September 19, 2020

‘Baby Driver’ star shakes up Deaf Culture Night

By Gianna Melillo

Few students clapped for deaf actor and comedian CJ Jones during his performance in the Decker Social Space — instead they shook two hands in the air, the sign language equivalent for a round of applause.

Jones came the College as the featured performer for Deaf Culture Night, a night filled with free comedy, pizza and a photo booth on Wednesday, Oct. 24.

The College’s Deaf-Hearing Connection hosted the event to raise awareness for the language and culture of the deaf community. The event featured Jones, who recently performed in the summer blockbuster, “Baby Driver.”

Marie Katzenbach School for the Deaf located in Ewing, also came to campus for the event.

Fabriana Andriella, a junior deaf education and psychology double major and president of Deaf-Hearing Connection, hoped the event would raise awareness for the deaf community.

“In the spring, we always do Deaf Awareness Day (now called Deaf Celebration Day),” she said. “We thought it would be nice to do something smaller in the fall to allow people to be exposed to our club and deaf culture.”

Jones kicked off the event by signing life stories out for the audience and cracking jokes about his experiences.

The comedian, who hails from St. Louis, was born to two deaf parents. At a young age, he was diagnosed with spinal meningitis — a near-death experience that left him completely deaf.

Jones interacted directly through signing to deaf students from Katzenbach and ASL students from the College. There was also a live interpreter for those that didn’t know how to interpret sign language.

Jones later called an audience member onto the stage and asked him his name. When it was clear the audience member did not know sign language, Jones leaned in, cupped a hand around his ear and asked him to repeat his name.

Students in the crowd responded with laughter and both hands shaking in the air, which happened a lot during Jones’ performance.

The comedian then momentarily transformed his personal experiences into a motivational speech.

Jones faces challenges as a deaf actor and comedian. (Meagan McDowell / Photo Assistant)

Jones opened up to the audience about the first time he scored a touchdown as quarterback for his high school football team.

“I carry that moment with me each day. I want to share that with you tonight,” Jones said.

Students raised their hands in applause. It was an important moment for Jones, remembering that although being deaf has its challenges, it also encourages those to take chances.

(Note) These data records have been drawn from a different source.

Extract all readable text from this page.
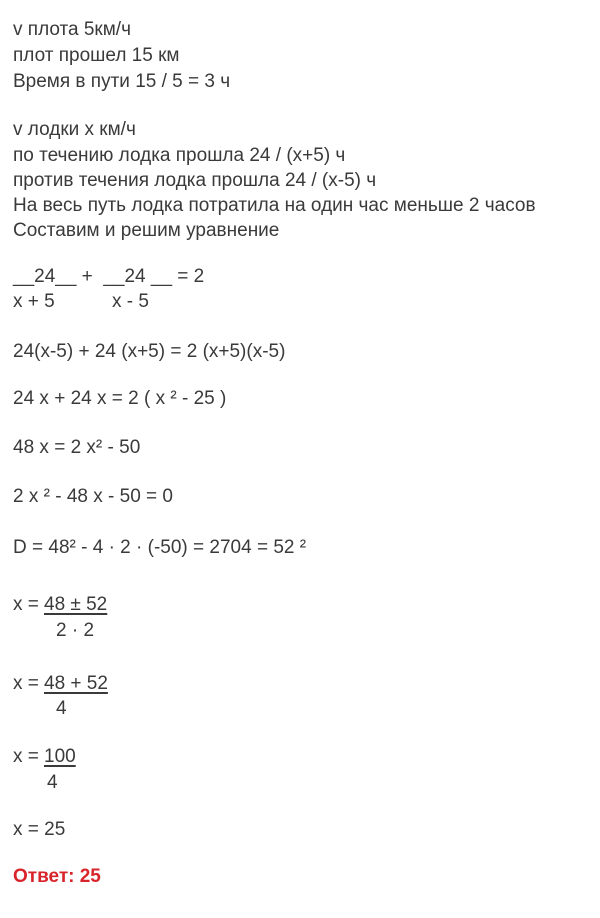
v плота 5км/ч

плот прошел 15 км

Время в пути 15 / 5 = 3 ч

v лодки x км/ч

по течению лодка прошла 24 / (x+5) ч

против течения лодка прошла 24 / (x-5) ч

На весь путь лодка потратила на один час меньше 2 часов

Составим и решим уравнение

__24__ +  __24 __ = 2

x + 5	x - 5

24(x-5) + 24 (x+5) = 2 (x+5)(x-5)

24 x + 24 x = 2 ( x ² - 25 )

48 x = 2 x² - 50

2 x ² - 48 x - 50 = 0

D = 48² - 4 · 2 · (-50) = 2704 = 52 ²

x = 48 ± 52

2 · 2

x = 48 + 52

4

x = 100

4

x = 25

Ответ: 25
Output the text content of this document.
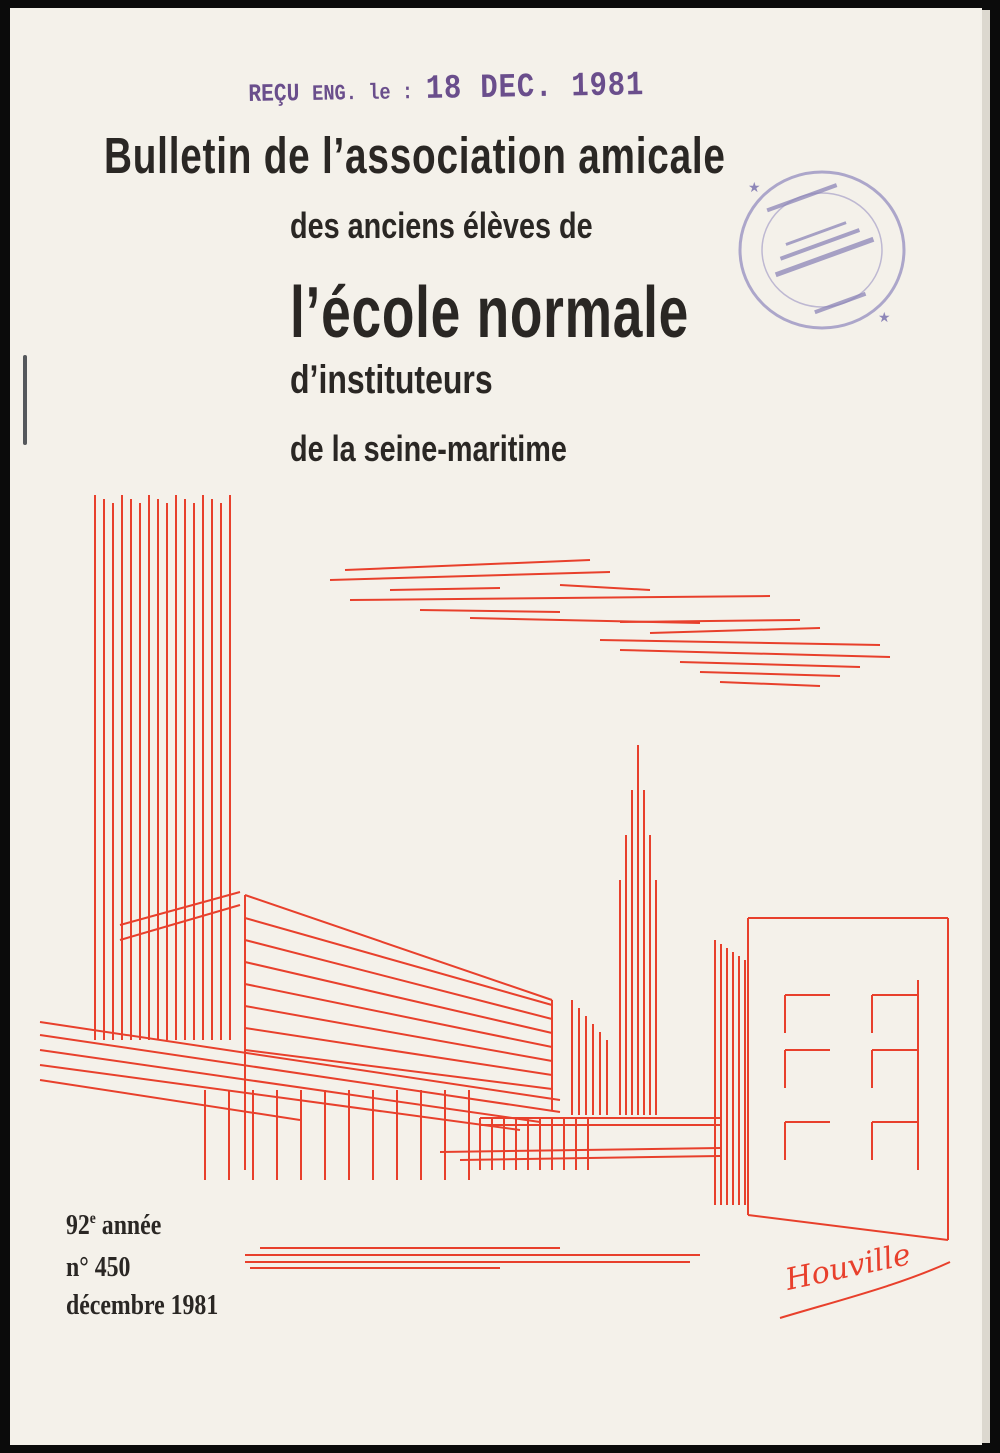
Houville
★
★
REÇU ENG. le : 18 DEC. 1981
Bulletin de l’association amicale
des anciens élèves de
l’école normale
d’instituteurs
de la seine-maritime
92e année
n° 450
décembre 1981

“Stop being afraid and stop doubting yourself,” Jones said. “Whatever is in your heart gives you the power to succeed.”

Jones then demonstrated the differences between American Sign Language and Japanese Sign Language. At one point, he taught the audience how to say “thank you” in Japanese Sign Language and discussed instances of communicating with foreigners who don’t sign.  

It was not easy to pursue a career as a deaf black actor and comedian, but having patience was key to his success, according to Jones.

“There aren’t many TV roles available in the past for people like me,” Jones said. “Now, we’re seeing an explosion of very diverse people coming out and breaking through.”

To conclude the night, Jones left the audience with three important things to remember.

“I appreciate you, I thank you and I love you,” Jones signed to the crowd.

Jones then had the audience members turn to one another and try to sign that same message.

Cassie Sokoloff, a freshman public health major, found the event an overall positive experience.

“It was very funny and a lot more positive than I expected. I feel a lot better in my life right now,” Sokoloff said.

It was clear Sokoloff’s sentiment was shared throughout the room as the audience filtered out, signing and smiling to one another.